Parmi les innombrables témoignages de mères « humiliées » émergent cependant quelques victoires. Comme cette décision, rendue en 2022 par le tribunal de première instance de Midelt, faisant valoir l’intérêt de l’enfant pour rejeter une demande de retrait de la garde au motif que la mère s’était remariée. « Un jugement exceptionnel qui doit encore être confirmé en appel pour faire jurisprudence », prévient Khadija El Amrani.
« Un sujet clivant »
En juillet 2022, dans son discours annuel du trône, le roi Mohammed VI a ouvert la voie à une réforme de la Moudawana, affirmant que le code « a représenté un véritable bond en avant » mais qu’il « ne suffit plus en tant que tel ». « Il faut une révision pleine et entière, pas un simple toilettage », réagit Nabil Benabdellah, secrétaire général du Parti du progrès et du socialisme (PPS), qui rappelle les manifestations monstres, à l’appel des formations islamistes du Parti de la justice et du développement (PJD) et Al Adl Wal Ihsane, qui ont eu lieu au début des années 2000 contre le projet de réforme du code.
En 2021, la Commission spéciale sur le modèle de développement (CSMD) avait déjà relevé la difficulté de débattre de certaines questions « directement liées à des préceptes religieux », comme la tutelle juridique en cas de divorce. « Sur le plan des valeurs, le Maroc est un pays conservateur et la réforme du code un sujet clivant, admet Khadija El Amrani. Mais les prochaines élections n’auront pas lieu avant 2026, c’est le bon moment pour changer les textes. »
Le Rassemblement national des indépendants (RNI), parti de l’actuel chef du gouvernement, a mis en place un groupe de travail dirigé par Amina Benkhadra, directrice générale de l’Office national des hydrocarbures et des mines (Onhym) et présidente de la fédération nationale des femmes du parti, confie un proche de la formation. En juin, le Parti authenticité et modernité (PAM), dont est issu le ministre de la justice, a reçu l’association Tahadi, qui lui a remis ses recommandations. « L’accueil a été très positif », affirme Zahia Ammoumou.

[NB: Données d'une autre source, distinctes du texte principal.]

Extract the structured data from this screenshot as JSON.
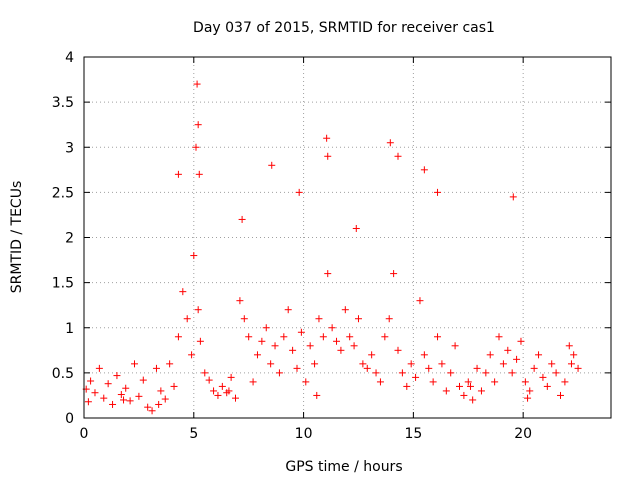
{
  "chart_data": {
    "type": "scatter",
    "title": "Day 037 of 2015, SRMTID for receiver cas1",
    "xlabel": "GPS time / hours",
    "ylabel": "SRMTID / TECUs",
    "xlim": [
      0,
      24
    ],
    "ylim": [
      0,
      4
    ],
    "xticks": [
      "0",
      "5",
      "10",
      "15",
      "20"
    ],
    "xtick_values": [
      0,
      5,
      10,
      15,
      20
    ],
    "yticks": [
      "0",
      "0.5",
      "1",
      "1.5",
      "2",
      "2.5",
      "3",
      "3.5",
      "4"
    ],
    "ytick_values": [
      0,
      0.5,
      1,
      1.5,
      2,
      2.5,
      3,
      3.5,
      4
    ],
    "grid": true,
    "marker": "+",
    "series": [
      {
        "name": "SRMTID",
        "color": "#ff0000",
        "x": [
          0.1,
          0.3,
          0.5,
          0.7,
          0.9,
          1.1,
          1.3,
          1.5,
          1.7,
          1.9,
          2.1,
          2.3,
          2.5,
          2.7,
          2.9,
          3.1,
          3.3,
          3.5,
          3.7,
          3.9,
          4.1,
          4.3,
          4.5,
          4.7,
          4.9,
          5.0,
          5.1,
          5.2,
          5.3,
          5.5,
          5.7,
          5.9,
          6.1,
          6.3,
          6.5,
          6.7,
          6.9,
          7.1,
          7.3,
          7.5,
          7.7,
          7.9,
          8.1,
          8.3,
          8.5,
          8.7,
          8.9,
          9.1,
          9.3,
          9.5,
          9.7,
          9.9,
          10.1,
          10.3,
          10.5,
          10.7,
          10.9,
          11.1,
          11.3,
          11.5,
          11.7,
          11.9,
          12.1,
          12.3,
          12.5,
          12.7,
          12.9,
          13.1,
          13.3,
          13.5,
          13.7,
          13.9,
          14.1,
          14.3,
          14.5,
          14.7,
          14.9,
          15.1,
          15.3,
          15.5,
          15.7,
          15.9,
          16.1,
          16.3,
          16.5,
          16.7,
          16.9,
          17.1,
          17.3,
          17.5,
          17.7,
          17.9,
          18.1,
          18.3,
          18.5,
          18.7,
          18.9,
          19.1,
          19.3,
          19.5,
          19.7,
          19.9,
          20.1,
          20.3,
          20.5,
          20.7,
          20.9,
          21.1,
          21.3,
          21.5,
          21.7,
          21.9,
          22.1,
          22.3,
          22.5,
          5.15,
          5.2,
          5.25,
          11.05,
          11.1,
          13.95,
          14.3,
          7.2,
          8.55,
          4.3,
          15.5,
          16.1,
          19.55,
          12.4,
          9.8,
          0.2,
          1.8,
          3.4,
          6.6,
          10.6,
          17.6,
          20.2,
          22.2
        ],
        "y": [
          0.32,
          0.41,
          0.28,
          0.55,
          0.22,
          0.38,
          0.15,
          0.47,
          0.26,
          0.33,
          0.19,
          0.6,
          0.24,
          0.42,
          0.12,
          0.08,
          0.55,
          0.3,
          0.21,
          0.6,
          0.35,
          0.9,
          1.4,
          1.1,
          0.7,
          1.8,
          3.0,
          1.2,
          0.85,
          0.5,
          0.42,
          0.3,
          0.25,
          0.35,
          0.28,
          0.45,
          0.22,
          1.3,
          1.1,
          0.9,
          0.4,
          0.7,
          0.85,
          1.0,
          0.6,
          0.8,
          0.5,
          0.9,
          1.2,
          0.75,
          0.55,
          0.95,
          0.4,
          0.8,
          0.6,
          1.1,
          0.9,
          1.6,
          1.0,
          0.85,
          0.75,
          1.2,
          0.9,
          0.8,
          1.1,
          0.6,
          0.55,
          0.7,
          0.5,
          0.4,
          0.9,
          1.1,
          1.6,
          0.75,
          0.5,
          0.35,
          0.6,
          0.45,
          1.3,
          0.7,
          0.55,
          0.4,
          0.9,
          0.6,
          0.3,
          0.5,
          0.8,
          0.35,
          0.25,
          0.4,
          0.2,
          0.55,
          0.3,
          0.5,
          0.7,
          0.4,
          0.9,
          0.6,
          0.75,
          0.5,
          0.65,
          0.85,
          0.4,
          0.3,
          0.55,
          0.7,
          0.45,
          0.35,
          0.6,
          0.5,
          0.25,
          0.4,
          0.8,
          0.7,
          0.55,
          3.7,
          3.25,
          2.7,
          3.1,
          2.9,
          3.05,
          2.9,
          2.2,
          2.8,
          2.7,
          2.75,
          2.5,
          2.45,
          2.1,
          2.5,
          0.18,
          0.2,
          0.15,
          0.3,
          0.25,
          0.35,
          0.22,
          0.6
        ]
      }
    ]
  }
}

« Nous présenterons en septembre un mémorandum avec plusieurs propositions, notamment la possibilité pour la mère d’obtenir la tutelle sans conditions et que la garde de l’enfant ne lui soit plus enlevée si elle se remarie », assure de son côté Nabil Benabdellah, du PPS. Dans un sondage en ligne réalisé en 2022 par le Conseil économique, social et environnemental (CESE), près de 80 % des répondants ont considéré que la tutelle légale doit être assumée par les deux parents.